Coaching basketball has challenged my status quo. I have had to wrestle with the things I believe and the way in which I live them out. Working with my teams, and teaching them that basketball isn't about a scoreboard, but an attitude with which we play has been difficult. The most difficult part has been adjusting my own attitude, recognizing when my actions contradict what I preach. These come-to-Jesus-moments have prompted me to re-evaluate my approach as a coach. In North Dallas I learned how to manage and remain positive. In Southwest Dallas I learned how to fight: to embrace passion and make it an integral part of everything I do. What I have learned on the court as a coach has spilled out into all other areas of my life. It has been the single most impactful thing I've done.
Why?
It's not about being a coach, or playing basketball. It's been learning how to express myself through a medium, much like any artist. Except I've realized that the medium has been me and how I live my life. I've had the wonderful opportunity to recognize this on the court, for my attitude is constantly on display and challenged by game situations. I wholeheartedly believe we can live out our beliefs in any area of life: working a front desk, as a manager, as a single, as a couple, as an athlete, as a writer, musician, poet, IT specialist, car mechanic or simply as someone's friend. The challenge is to recognize when our actions are not aligned with our beliefs, and being aware our attitude has an effect on others.

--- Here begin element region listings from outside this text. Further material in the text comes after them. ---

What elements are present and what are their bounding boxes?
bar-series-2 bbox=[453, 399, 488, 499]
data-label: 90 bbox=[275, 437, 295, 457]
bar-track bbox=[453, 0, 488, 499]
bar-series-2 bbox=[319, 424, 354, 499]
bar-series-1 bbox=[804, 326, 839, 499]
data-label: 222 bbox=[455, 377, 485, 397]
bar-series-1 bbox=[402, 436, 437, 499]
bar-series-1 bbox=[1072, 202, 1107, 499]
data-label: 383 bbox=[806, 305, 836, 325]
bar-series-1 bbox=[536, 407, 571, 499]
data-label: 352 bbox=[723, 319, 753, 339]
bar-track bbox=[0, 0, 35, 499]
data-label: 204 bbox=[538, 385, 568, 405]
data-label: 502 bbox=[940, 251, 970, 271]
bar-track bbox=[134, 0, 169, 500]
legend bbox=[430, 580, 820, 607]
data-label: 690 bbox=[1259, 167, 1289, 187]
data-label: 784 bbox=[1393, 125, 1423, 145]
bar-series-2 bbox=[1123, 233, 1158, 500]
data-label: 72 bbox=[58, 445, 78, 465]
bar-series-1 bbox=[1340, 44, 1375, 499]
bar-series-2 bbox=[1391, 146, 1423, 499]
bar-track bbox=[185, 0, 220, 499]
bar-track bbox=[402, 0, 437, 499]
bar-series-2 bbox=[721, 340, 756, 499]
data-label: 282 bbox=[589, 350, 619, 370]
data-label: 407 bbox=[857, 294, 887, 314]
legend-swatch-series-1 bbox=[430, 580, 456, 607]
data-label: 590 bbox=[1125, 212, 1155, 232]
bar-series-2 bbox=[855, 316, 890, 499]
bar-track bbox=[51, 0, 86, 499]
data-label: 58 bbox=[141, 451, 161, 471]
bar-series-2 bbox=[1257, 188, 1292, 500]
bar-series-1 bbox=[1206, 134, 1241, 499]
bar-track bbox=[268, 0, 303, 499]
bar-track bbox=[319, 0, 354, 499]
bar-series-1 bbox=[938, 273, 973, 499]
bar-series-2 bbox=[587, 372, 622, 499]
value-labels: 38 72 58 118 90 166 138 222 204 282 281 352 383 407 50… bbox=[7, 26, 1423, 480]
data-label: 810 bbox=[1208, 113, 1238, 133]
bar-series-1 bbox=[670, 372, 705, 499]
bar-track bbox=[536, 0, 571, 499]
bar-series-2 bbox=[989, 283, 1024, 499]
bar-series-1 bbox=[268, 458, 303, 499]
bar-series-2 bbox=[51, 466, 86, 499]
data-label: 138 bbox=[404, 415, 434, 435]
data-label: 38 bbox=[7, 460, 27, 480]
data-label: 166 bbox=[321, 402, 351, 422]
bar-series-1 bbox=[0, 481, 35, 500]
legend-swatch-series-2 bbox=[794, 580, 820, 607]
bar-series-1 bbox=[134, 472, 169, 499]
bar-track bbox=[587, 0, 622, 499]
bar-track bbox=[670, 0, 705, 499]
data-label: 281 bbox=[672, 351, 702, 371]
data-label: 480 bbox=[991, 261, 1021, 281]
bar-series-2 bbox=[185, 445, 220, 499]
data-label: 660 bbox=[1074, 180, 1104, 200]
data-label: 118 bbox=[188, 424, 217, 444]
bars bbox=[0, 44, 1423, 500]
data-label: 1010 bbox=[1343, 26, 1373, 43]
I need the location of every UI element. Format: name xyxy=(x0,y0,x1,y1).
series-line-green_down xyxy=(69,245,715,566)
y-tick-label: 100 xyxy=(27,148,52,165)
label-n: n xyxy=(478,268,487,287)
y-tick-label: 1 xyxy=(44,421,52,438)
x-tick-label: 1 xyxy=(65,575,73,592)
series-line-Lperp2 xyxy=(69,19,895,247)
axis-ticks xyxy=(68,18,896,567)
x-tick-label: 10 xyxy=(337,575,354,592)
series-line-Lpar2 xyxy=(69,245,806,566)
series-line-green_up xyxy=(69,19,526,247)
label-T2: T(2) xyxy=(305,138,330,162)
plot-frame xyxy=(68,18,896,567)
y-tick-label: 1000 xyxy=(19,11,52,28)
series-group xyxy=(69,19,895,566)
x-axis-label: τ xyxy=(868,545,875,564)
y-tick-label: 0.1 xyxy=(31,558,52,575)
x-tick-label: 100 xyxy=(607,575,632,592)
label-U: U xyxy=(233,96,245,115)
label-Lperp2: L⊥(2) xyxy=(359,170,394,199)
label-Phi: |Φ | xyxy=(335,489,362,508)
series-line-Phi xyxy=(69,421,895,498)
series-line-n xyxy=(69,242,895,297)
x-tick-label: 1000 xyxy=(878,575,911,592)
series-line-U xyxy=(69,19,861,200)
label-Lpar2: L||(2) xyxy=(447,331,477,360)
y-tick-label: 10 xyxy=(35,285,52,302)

Coaching has not been an easy ride. Especially in southwest Dallas basketball arena. I've experienced winning teams so upset they almost got beat, they couldn't shake hands with my players. I've watched parents lead their small children in inappropriate negative cheering. I've watched them flip out when the referee doesn't call the game in a way they want, causing technical fouls against their own team. I've also watched said parents chew out anyone associated with the functioning of the scoreboard. I've seen one of my players get ejected, because he got off the bench to defend his teammate who got punched when the referee wasn't looking. And I'm only describing the past three weeks!
Crazy would be the right word to describe what I've seen, but the joy of watching young men overcome, band together, fight for each other, celebrate the good in the bad and keep improving has all been worth it. Which is what my coaching has all been about: improving our hearts, changing our lives and drawing closer to Christ.
One of my players took another teen's iPhone. They used GPS tracker to follow the phone to his house. Because of this, and a few other missing phone incidents, we were ready to kick him out. I literally walked into the confrontation, and immediately saw what was happening- we were about to deny a young man the opportunity to grow and change his own life. He had moved to Dallas to get away from the juvenile detention life he had been living in Alaska. As a new kid on the block, he was befriended by the people his parents wanted to get him away from. Moving doesn't change our behaviors, confrontation does. I created more conflict by asking he be given a second chance, so long as he chose to apologize. We still turned him away for a week. This young man came back and has chosen to work with us, helping him break the bad cultural habits he's learned. He's fourteen.
That story is the reason I choose to be a part of the team working to make a difference in the lives of southwest Dallas youth. I simply don't believe we would be making this difference without Christ as our example. For it is through Christ we are humbled enough to recognize our own shortcomings. It is through Christ that we find the support and encouragement to keep going. It is through Christ that we change, finding healing from the bad habits we have learned. It is through Christ we are enabled to confess our sins and still be loved.
Coaching basketball has taught me about the love of Christ. That it isn't always easy, that we have to lean into conflict instead of avoiding it and at all times give everything. It has been a wild ride, but I would joyfully do it again.